Torri in Sabina

Torri in Sabina (RI) is a town of about 1,300 inhabitants, 75 km from Rome.

The first mentions of Torri, in the Regesto di Farfa (an ancient work detailing the abbey of Farfa’s history and holdings), date to 747 during the Middle Ages, when the donation of Casalis Turris to the Abbey was confirmed in the following centuries until 1084.

Instead, the confirmation of the existence of a castle, a property of the Holy See in 1364, dates back to 1298.

From 1368, Torri was among the possessions of the Orsini, the ancient aristocratic Roman family which possessed the property until the death of the wife of Flavio Orsini, Anna de la Tremouille (1728). From then, Torri’s ownership returned to the Holy See.

In 1817, the town, as an independent Commune, became part of the Governorate of Calvi.

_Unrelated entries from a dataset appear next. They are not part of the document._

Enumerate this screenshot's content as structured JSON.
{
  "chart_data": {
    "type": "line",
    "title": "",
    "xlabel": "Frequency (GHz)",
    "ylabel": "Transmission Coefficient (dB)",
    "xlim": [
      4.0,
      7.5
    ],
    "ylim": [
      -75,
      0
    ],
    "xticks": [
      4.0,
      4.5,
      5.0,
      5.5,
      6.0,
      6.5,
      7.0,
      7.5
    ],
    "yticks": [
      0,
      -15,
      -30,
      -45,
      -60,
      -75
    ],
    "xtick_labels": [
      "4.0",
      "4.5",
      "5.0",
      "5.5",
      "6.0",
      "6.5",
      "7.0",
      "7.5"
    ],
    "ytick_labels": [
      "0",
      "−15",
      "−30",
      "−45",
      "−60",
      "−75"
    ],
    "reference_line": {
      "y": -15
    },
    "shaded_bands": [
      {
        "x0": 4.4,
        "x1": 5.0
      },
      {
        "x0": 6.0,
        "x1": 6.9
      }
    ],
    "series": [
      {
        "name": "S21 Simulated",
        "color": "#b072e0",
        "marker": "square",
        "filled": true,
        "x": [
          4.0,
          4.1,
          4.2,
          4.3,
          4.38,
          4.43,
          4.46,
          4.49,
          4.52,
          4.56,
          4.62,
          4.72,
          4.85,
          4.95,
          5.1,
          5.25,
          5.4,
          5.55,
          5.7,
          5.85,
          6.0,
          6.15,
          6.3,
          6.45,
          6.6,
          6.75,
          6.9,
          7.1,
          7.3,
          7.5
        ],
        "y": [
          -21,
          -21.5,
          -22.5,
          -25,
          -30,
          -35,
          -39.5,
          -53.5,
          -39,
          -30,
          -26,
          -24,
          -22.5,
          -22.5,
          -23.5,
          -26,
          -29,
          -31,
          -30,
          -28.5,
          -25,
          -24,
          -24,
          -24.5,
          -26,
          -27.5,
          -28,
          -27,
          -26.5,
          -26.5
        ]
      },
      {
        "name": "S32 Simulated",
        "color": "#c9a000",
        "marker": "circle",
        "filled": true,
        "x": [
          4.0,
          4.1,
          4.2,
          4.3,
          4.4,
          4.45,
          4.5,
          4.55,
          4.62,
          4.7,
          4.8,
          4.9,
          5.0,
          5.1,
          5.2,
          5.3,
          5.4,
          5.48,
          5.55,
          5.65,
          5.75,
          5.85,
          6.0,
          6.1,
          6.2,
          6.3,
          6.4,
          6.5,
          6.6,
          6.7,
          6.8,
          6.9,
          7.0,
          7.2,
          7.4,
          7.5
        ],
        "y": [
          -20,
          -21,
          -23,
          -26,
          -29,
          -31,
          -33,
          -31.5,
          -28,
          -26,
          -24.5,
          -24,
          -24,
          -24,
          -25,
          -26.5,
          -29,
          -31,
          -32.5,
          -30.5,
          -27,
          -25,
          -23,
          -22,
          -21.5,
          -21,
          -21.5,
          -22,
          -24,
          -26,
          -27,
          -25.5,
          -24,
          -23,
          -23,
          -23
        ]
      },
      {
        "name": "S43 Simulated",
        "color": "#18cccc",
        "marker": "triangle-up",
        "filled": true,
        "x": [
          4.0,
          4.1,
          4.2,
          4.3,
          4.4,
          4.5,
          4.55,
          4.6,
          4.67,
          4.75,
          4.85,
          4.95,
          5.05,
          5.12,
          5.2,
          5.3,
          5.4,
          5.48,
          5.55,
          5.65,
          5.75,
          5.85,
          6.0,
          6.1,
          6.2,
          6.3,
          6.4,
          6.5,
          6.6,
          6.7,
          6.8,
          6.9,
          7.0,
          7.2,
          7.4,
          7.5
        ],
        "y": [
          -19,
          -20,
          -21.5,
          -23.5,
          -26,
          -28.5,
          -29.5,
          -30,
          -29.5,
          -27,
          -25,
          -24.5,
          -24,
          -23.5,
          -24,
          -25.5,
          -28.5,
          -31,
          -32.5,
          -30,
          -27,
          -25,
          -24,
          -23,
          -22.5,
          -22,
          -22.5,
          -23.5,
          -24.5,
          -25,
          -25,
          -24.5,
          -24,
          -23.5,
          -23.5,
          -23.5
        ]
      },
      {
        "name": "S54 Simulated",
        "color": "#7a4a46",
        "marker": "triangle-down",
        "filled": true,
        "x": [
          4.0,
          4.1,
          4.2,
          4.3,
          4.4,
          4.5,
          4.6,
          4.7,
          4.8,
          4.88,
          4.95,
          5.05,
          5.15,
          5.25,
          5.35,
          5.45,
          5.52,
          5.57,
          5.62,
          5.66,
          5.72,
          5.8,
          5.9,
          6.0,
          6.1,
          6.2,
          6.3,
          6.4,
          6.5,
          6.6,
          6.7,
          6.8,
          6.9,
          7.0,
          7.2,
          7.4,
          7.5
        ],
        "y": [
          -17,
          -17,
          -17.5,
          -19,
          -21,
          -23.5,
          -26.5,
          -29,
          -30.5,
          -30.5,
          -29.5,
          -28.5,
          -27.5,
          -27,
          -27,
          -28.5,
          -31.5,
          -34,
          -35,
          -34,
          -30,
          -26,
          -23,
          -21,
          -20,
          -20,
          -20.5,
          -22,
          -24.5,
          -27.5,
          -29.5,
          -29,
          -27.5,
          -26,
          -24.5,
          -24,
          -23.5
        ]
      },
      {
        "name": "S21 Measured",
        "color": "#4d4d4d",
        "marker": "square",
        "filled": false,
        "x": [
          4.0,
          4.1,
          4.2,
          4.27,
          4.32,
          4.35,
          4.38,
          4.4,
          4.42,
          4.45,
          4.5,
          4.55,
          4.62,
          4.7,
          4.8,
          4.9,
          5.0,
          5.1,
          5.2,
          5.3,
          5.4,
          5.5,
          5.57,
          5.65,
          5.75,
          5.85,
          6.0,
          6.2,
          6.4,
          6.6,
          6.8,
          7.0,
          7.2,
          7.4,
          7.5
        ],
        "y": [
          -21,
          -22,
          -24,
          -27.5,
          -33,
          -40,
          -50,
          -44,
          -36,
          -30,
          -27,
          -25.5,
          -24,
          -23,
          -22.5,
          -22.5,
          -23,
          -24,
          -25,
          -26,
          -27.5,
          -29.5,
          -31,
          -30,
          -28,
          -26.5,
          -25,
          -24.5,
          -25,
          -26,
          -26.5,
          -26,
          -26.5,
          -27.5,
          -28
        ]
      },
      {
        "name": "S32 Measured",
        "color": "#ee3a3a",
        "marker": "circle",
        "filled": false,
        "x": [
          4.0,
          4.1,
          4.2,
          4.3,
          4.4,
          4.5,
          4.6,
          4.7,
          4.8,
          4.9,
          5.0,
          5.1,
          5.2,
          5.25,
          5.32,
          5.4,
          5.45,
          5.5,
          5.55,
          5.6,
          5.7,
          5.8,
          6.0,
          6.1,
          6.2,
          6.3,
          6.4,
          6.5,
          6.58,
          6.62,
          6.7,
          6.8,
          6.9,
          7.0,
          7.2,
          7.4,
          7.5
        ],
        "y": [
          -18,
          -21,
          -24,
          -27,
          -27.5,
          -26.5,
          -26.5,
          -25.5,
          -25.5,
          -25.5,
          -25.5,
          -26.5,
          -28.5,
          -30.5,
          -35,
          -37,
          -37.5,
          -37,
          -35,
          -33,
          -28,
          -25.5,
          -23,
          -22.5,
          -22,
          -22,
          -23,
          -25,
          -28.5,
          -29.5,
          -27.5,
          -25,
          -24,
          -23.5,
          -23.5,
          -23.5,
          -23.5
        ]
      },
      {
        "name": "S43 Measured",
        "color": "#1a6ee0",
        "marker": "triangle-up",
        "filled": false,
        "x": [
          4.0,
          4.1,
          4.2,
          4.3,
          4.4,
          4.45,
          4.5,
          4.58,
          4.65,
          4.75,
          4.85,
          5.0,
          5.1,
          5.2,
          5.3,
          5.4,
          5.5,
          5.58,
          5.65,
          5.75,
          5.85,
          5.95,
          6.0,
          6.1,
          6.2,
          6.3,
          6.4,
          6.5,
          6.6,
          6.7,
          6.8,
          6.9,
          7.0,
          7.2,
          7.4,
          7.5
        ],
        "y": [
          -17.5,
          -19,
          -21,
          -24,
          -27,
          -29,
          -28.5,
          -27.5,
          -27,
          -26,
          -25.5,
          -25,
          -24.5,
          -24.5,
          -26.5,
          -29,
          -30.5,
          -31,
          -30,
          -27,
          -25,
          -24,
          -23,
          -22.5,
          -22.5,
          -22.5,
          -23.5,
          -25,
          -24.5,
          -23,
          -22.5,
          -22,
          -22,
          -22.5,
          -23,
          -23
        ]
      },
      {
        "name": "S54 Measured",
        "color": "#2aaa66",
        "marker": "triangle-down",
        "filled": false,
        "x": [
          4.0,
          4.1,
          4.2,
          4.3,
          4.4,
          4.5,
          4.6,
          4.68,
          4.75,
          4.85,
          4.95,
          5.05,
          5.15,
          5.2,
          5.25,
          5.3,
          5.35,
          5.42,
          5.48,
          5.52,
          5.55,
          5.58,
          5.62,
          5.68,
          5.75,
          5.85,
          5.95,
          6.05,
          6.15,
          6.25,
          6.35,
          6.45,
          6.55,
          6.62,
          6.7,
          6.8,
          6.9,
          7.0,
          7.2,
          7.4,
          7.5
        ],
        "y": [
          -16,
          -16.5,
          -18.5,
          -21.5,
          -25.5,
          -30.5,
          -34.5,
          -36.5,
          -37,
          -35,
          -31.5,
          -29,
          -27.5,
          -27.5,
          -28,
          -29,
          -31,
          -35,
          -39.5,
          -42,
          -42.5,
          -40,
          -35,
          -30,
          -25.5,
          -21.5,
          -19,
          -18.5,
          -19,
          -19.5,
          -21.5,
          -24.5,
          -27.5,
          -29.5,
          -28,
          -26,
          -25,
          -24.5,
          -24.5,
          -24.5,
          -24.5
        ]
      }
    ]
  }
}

After the Unification of Italy, the town was assigned first to the Province of Perugia, then to the Province of Rome (1923) and finally to the new Province of Rieti (since 1927).

Of notable historical and architectural interest are the church of Santa Maria della Lode in Vescovio, (9th century) and the cathedral of the Sabina Diocese until 1733. Inside, visitors can admire important 12th-century frescoes depicting stories of the ancient and new testament and a Last Judgment.